Com o avanço da tecnologia e da inteligência artificial, os golpes cibernéticos têm se tornado cada vez mais sofisticados no Brasil, afetando usuários comuns e grandes corporações. A combinação entre a criatividade dos criminosos, a fragilidade na legislação e a falta de preparo técnico contribuem para o crescimento deste tipo de crime que representa um dos principais riscos no ambiente digital.
De acordo com o especialista em Tecnologia da Informação, Thiago Pereira, da empresa Dr. Redes, o enfrentamento aos crimes digitais ainda enfrenta barreiras estruturais. “Hoje, em Minas Gerais, existe apenas uma delegacia especializada em crimes digitais, localizada em Belo Horizonte. Além disso, os criminosos são frequentemente enquadrados apenas por estelionato, que possui uma pena considerada leve, fazendo com que o crime continue compensando”, explica.
Golpes mais comuns e o uso da inteligência artificial
Entre os golpes mais recorrentes, está o golpe do boleto falso, que se aproveita da rotina de pagamentos das pessoas e empresas. “Os fraudadores utilizam dados públicos e situações reais, como a renovação de domínios ou tributos, para enviar boletos quase idênticos aos originais. Na pressa, muitas pessoas pagam sem verificar o beneficiário”, alerta Thiago.
Com a chegada da inteligência artificial, o nível de sofisticação aumentou significativamente. O consultor cita casos em que criminosos clonam vozes, imagens e até realizam reuniões virtuais falsas. “Houve um caso em que um diretor financeiro transferiu cerca de R$ 25 milhões após uma reunião online com supostos sócios. Depois, descobriu-se que toda a reunião havia sido feita com avatares gerados por inteligência artificial”, relata.
Além disso, golpes por e-mail, ligações telefônicas e mensagens instantâneas continuam fazendo vítimas. Técnicas como o e-mail spoofing permitem que mensagens aparentem ter sido enviadas por empresas ou pessoas conhecidas, dificultando a identificação da fraude.
Usuários vulneráveis e o papel da educação digital
Thiago destaca que muitas fraudes exploram a vulnerabilidade dos usuários, especialmente aqueles com menos familiaridade com tecnologia. “Existe um tipo de analfabetismo tecnológico, especialmente quando falamos de segurança digital. Muitas fraudes nascem da vulnerabilidade do próprio usuário”, explica.
O uso de senhas fracas, a repetição da mesma senha em diferentes plataformas e a ausência da autenticação em dois fatores são falhas comuns. “Uma senha forte, com pelo menos 12 caracteres, e o uso da autenticação em dois fatores reduzem drasticamente o risco de invasões”, orienta.
Segundo o especialista, menos de 30% dos usuários utilizam esse recurso de segurança, o que facilita golpes como a clonagem de WhatsApp e invasões de redes sociais. “Muitas vezes, a pessoa subestima o risco e só passa a se preocupar depois de já ter sido vítima do golpe”, afirma.

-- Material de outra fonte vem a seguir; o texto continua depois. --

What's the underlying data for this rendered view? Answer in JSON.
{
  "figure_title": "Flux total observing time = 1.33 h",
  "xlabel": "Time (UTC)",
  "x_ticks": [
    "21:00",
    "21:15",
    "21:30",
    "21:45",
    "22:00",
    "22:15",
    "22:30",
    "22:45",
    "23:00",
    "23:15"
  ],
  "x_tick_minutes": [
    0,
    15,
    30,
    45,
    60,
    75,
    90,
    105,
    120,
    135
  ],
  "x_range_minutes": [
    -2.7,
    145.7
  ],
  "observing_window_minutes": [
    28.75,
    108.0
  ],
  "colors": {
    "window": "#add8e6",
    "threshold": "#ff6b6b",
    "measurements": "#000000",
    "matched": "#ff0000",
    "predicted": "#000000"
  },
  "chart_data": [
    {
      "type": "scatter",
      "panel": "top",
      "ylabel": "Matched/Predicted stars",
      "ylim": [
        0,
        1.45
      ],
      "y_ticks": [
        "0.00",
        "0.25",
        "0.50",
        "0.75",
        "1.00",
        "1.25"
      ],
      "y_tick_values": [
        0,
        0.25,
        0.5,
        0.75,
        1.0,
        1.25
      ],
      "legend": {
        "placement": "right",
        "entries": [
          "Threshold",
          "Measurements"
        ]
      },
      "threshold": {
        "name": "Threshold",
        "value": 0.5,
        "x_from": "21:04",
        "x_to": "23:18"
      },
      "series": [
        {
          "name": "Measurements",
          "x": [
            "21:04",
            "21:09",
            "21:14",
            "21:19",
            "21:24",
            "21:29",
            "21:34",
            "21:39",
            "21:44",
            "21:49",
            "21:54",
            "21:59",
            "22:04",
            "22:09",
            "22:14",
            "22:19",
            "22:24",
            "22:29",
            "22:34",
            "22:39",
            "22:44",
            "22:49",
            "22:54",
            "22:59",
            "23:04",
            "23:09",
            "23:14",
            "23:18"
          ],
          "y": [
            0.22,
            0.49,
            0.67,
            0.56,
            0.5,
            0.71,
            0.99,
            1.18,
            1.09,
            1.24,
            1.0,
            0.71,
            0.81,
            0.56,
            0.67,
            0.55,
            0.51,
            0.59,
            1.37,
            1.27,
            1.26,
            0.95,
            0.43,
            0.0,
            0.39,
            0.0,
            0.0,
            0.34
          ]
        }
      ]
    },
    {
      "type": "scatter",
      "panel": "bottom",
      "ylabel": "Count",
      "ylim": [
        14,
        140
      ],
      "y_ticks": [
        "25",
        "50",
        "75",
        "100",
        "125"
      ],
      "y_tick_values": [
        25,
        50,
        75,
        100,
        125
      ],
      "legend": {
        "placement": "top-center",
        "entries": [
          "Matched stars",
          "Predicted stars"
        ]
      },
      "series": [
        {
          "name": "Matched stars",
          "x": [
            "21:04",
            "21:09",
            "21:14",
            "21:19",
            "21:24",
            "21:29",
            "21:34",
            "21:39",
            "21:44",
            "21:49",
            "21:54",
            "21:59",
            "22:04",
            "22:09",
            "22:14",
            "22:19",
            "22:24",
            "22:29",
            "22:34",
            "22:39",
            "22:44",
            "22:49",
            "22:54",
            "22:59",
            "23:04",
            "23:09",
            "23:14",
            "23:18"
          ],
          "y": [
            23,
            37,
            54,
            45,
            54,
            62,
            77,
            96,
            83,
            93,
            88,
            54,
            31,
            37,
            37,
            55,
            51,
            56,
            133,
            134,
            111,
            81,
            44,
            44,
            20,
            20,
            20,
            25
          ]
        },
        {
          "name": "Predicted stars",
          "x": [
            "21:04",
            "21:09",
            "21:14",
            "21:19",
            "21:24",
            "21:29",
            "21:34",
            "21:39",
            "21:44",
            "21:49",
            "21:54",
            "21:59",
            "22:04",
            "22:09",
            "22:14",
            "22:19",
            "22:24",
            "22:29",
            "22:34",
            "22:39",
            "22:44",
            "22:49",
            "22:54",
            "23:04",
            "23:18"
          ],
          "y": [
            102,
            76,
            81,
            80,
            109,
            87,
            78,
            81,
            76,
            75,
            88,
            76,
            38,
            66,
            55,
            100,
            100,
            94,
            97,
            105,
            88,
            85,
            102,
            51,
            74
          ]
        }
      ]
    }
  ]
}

Empresas também estão na mira
No ambiente corporativo, os riscos são ainda maiores. Além de prejuízos financeiros, ataques digitais podem comprometer dados sensíveis e até a continuidade de um negócio. “Hoje, um ataque pode criptografar todos os dados de uma empresa e exigir resgate em criptomoedas. Em outros casos, o vazamento de informações pode gerar processos e destruir a reputação da empresa”, alerta Thiago.
Ele ressalta que investir em segurança digital não é um custo, mas sim uma forma de prevenção. “Firewall, antivírus, políticas de acesso, backup em nuvem e treinamento dos funcionários são fundamentais. A segurança da informação envolve tecnologia e comportamento humano”, destaca.
Thiago também lembra que incidentes como incêndios, enchentes ou roubos de equipamentos podem causar perdas irreversíveis quando não há backup adequado. “A empresa precisa se preocupar com a continuidade do negócio. Muitas só buscam ajuda depois que o prejuízo já aconteceu”, diz.
Prevenção como principal ferramenta
Para Thiago Pereira, enquanto o poder público enfrenta dificuldades para combater os crimes digitais, a principal arma da sociedade é a informação. “A educação digital é o caminho. As pessoas precisam entender que o golpe existe e que, mais cedo ou mais tarde, ele pode bater à porta”, afirma.
A recomendação é desconfiar de promessas fáceis, evitar agir por impulso e sempre conferir dados antes de realizar pagamentos ou fornecer informações pessoais. “A pressa é inimiga da segurança. Os golpistas se aproveitam justamente do imediatismo e da distração”, conclui.